What about freeloaders? (Those scum of the earth that don’t do anything for the group.) In school you can let them know how you truly feel. You can’t in the real world because bozos have a way of rising to the top of many organizations, and bozos seek revenge. The best solution is to bite your tongue, tolerate them, and try to never have them on the team again, but there’s little upside in criticizing them.
- How to use PowerPoint. I’ve seen the PowerPoint slides of professors—it’s no wonder that most people can’t use PowerPoint to sell hybrid cars when gas is $10/gallon. Maybe professors are thinking: “This is a one-hour class, I can cover one slide per minute, so I need sixty slides. Oh, and I’ve written all this text already in my textbook, so I’ll just copy and paste my twelve-point manuscript into the presentation.” Perhaps the tenure system causes this kind of problem. In the real world, this is no tenure so you need to limit yourself to ten slides, twenty minutes, and a thirty-point font—assuming that you want to get what you want.
- How to leave a voicemail. Very few people of any age leave good voicemails. The purpose of a voicemail is to make progress towards along a continuum whose end is getting what you want. A long voicemail isn’t going to zip you along to the end point of this decision. A good model is to think of a voicemail as an oral version of a compelling five-sentence email; the optimal length of a voicemail is fifteen seconds.
Two power tips: First, slowly say your telephone number once at the beginning of your message and again at the end. You don’t want to make people playback your message to get your phone number, and if either of you are using Cingular, you may not hear all the digits.

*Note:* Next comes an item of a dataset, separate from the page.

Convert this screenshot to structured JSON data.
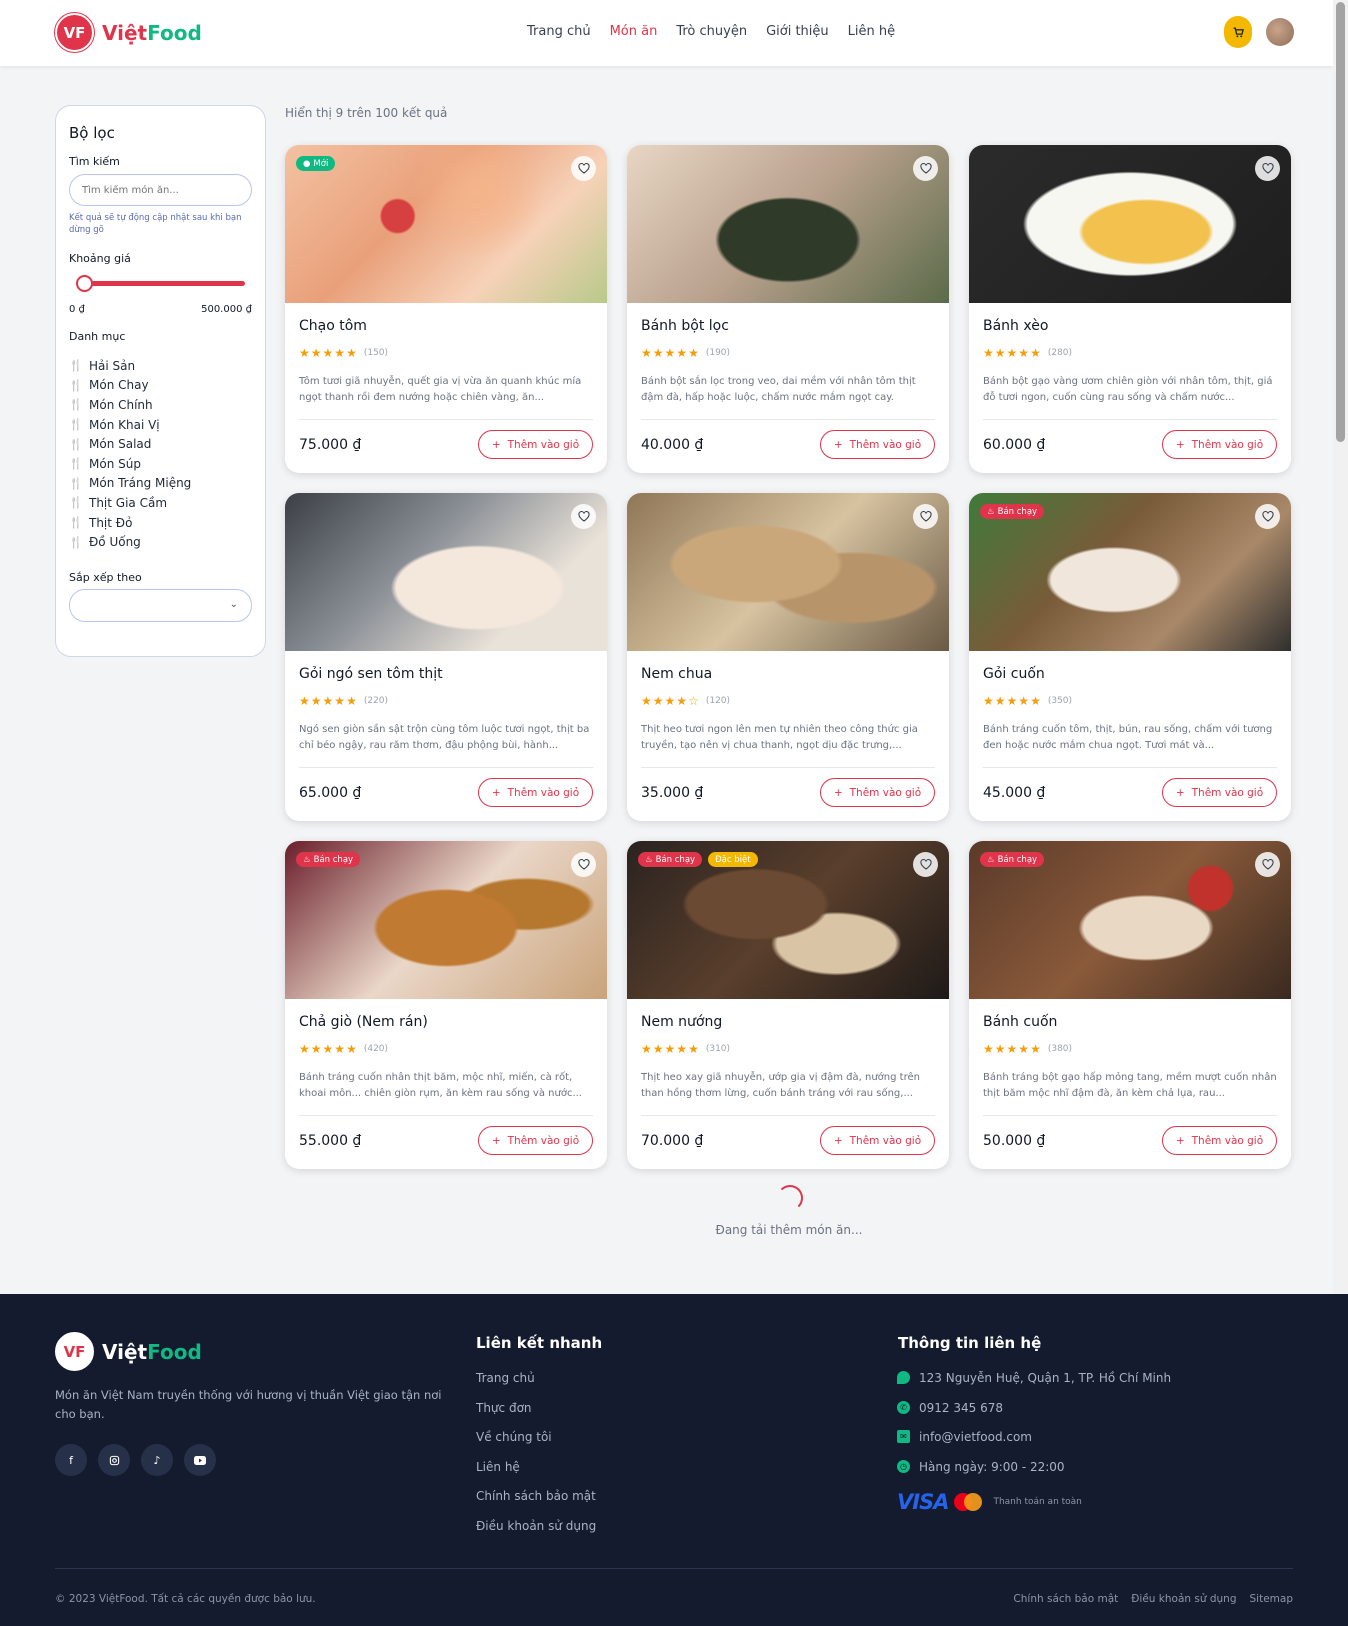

Second (and this applies to email too), always make progress. Never leave a voicemail or send an email that says, “Call me back, and I’ll tell you what time we can meet.” Just say, “Tuesday, 10:00 am, at your office.”
One last thing: the purpose of going to school is not to prepare for working but to prepare for living. Working is a part of living, and it requires these kinds of skills no matter what career you pursue. However, there is much more to life than work, so study what you love.